In April 1975, the Khmer Rouge were close to taking power in Cambodia. Faced with the threat, Billon Ung left her country, leaving behind her husband, the president of the Cambodian National Assembly Ung Boun Hor. She would never see him again. Convinced that France had handed him over to Pol Pot’s men, she is fighting for the government to acknowledge its responsibility.
Billon Ung opens the door into her home in Nogent-sur-Marne, where she lives in a red-brick apartment building. The pocket-sized apartment in the department of Val-de-Marne is decorated with a jumble of souvenirs: a poster of the Bayon temple in Angkor, Cambodia, stands next to a Swiss cuckoo clock that comes alive with each rotation of the dial. Ms. Ung apologizes for the mess, moves one pile of files, then another. She has an archive to show us.

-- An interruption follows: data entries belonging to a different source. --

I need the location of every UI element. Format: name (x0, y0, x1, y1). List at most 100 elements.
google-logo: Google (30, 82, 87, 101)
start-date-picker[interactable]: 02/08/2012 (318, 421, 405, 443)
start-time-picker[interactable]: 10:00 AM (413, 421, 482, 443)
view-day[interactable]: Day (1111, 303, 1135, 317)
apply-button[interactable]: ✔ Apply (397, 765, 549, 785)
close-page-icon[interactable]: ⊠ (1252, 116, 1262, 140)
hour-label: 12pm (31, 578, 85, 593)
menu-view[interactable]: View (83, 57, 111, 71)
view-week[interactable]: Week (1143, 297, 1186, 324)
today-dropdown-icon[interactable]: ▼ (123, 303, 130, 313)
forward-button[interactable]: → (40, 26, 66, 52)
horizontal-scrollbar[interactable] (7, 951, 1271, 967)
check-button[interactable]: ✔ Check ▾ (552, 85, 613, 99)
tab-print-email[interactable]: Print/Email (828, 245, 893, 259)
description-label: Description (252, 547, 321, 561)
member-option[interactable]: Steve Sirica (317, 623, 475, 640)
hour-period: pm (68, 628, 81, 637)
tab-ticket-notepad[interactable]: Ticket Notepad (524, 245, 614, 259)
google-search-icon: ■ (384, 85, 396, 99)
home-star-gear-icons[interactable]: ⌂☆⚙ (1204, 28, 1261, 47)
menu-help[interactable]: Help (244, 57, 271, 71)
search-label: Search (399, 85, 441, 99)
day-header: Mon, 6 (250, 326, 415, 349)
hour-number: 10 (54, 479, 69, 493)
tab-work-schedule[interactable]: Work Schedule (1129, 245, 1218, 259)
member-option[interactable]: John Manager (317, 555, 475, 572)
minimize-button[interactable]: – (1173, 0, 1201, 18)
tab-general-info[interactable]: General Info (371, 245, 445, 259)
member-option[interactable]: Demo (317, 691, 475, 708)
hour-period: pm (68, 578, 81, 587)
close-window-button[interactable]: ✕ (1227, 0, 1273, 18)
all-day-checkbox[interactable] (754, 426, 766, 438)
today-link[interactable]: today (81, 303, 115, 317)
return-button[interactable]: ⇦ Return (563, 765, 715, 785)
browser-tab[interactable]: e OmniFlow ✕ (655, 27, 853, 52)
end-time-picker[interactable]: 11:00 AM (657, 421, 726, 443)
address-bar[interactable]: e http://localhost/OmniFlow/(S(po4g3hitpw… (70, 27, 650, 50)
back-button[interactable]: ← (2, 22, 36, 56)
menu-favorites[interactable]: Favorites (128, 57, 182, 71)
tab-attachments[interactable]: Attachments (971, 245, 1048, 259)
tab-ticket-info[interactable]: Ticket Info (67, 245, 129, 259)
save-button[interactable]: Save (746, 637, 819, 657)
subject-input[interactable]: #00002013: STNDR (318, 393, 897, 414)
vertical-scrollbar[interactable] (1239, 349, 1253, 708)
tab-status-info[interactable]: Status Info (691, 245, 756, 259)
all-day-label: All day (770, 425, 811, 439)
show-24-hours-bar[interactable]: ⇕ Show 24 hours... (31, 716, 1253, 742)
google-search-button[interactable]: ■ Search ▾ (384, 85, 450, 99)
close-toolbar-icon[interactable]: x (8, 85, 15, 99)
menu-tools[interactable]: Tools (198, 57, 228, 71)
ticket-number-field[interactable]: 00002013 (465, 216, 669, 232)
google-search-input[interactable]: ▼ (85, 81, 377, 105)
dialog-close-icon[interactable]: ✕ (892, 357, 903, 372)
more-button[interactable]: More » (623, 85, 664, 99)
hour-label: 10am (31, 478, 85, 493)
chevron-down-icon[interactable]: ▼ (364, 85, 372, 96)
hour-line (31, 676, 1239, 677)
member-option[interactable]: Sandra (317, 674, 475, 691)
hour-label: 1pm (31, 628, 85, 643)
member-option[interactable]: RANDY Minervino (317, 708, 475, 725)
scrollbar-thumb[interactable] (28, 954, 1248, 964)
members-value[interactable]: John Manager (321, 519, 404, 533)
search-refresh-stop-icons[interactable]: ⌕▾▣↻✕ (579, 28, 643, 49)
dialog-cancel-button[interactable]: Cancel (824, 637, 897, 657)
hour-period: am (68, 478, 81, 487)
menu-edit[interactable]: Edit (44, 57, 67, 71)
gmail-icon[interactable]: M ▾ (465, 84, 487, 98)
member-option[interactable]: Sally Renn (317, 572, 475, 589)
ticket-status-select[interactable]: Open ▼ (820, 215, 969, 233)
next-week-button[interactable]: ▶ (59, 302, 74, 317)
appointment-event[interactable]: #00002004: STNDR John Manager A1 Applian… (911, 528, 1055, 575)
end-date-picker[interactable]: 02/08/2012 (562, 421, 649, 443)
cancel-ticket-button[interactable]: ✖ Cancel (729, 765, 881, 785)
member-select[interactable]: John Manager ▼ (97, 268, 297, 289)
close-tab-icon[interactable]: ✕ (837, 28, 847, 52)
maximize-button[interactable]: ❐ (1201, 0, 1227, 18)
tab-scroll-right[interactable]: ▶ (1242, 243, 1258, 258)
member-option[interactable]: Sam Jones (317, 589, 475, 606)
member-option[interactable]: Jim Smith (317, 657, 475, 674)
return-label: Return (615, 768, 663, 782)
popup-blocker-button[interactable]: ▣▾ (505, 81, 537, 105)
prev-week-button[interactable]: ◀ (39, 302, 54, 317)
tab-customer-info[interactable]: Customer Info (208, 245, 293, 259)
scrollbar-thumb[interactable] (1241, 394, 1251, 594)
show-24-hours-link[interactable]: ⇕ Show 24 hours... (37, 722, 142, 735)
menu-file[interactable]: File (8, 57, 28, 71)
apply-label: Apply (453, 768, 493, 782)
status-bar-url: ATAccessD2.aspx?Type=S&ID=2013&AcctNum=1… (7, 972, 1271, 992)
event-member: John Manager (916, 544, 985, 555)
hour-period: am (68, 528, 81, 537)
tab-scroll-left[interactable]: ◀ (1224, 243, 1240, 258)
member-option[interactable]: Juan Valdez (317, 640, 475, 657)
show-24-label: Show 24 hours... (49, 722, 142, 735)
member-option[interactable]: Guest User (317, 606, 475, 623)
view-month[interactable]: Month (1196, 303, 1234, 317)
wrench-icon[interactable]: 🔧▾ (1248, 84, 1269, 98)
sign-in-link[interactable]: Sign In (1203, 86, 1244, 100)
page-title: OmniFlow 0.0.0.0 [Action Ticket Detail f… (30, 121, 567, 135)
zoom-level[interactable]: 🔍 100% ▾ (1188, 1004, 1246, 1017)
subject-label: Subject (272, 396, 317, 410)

She finds it at last; an old issue of Newsweek dated May 19, 1975, the pages of which she carefully unfolds. In the middle of a report on the capture of Phnom Penh by the Khmer Rouge, there is a black and white photo of her husband, Ung Boun Hor. The then-President of the Cambodian National Assembly is clearly frightened, two gendarmes are holding his arms. “Ung Boun Hor is expelled by the French,” the caption reads.